Comment la chute des prix du pétrole a-t-elle impacté l’économie nationale ?

Il y a une diminution sensible des revenus extérieurs de l’Algérie en raison de la baisse attendue du montant des exportations d’hydrocarbures à cause de la chute drastique des cours du baril de pétrole ainsi que de la situation du marché gazier européen. Le manque à gagner en termes de rentrées de devises pour cette année 2020 va se répercuter directement par l’accentuation du déficit du compte courant de la balance des paiements mais aussi sur le niveau de la fiscalité pétrolière. Aussi, il faut s’attendre à un ajustement du taux de change effectif réel (TCER) de la part de la Banque d’Algérie afin de le maintenir dans sa trajectoire et éviter une surévaluation de la monnaie nationale par rapport au dollar et à l’euro.

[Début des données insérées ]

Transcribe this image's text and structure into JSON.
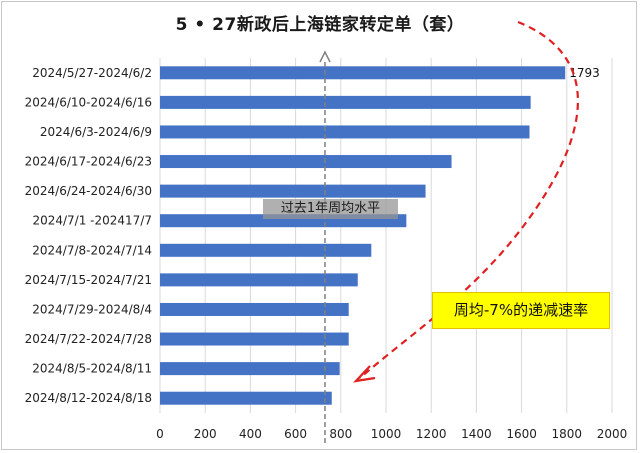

La crise du marché pétrolier révèle aussi la situation de dépendance de l’économie algérienne vis –à-vis des hydrocarbures mais aussi des importations du fait que notre système productif est fragile et peu diversifié. La crise sanitaire à l’échelle planétaire vient nous rappeler qu’il est stratégique pour une nation d’avoir une diversification de son tissu économique afin qu’elle puisse faire face seule à des crises graves, comme c’est le cas aujourd’hui. Aussi, nous sommes à la veille d’un changement du rapport des forces sur le plan économique à l’échelle mondiale.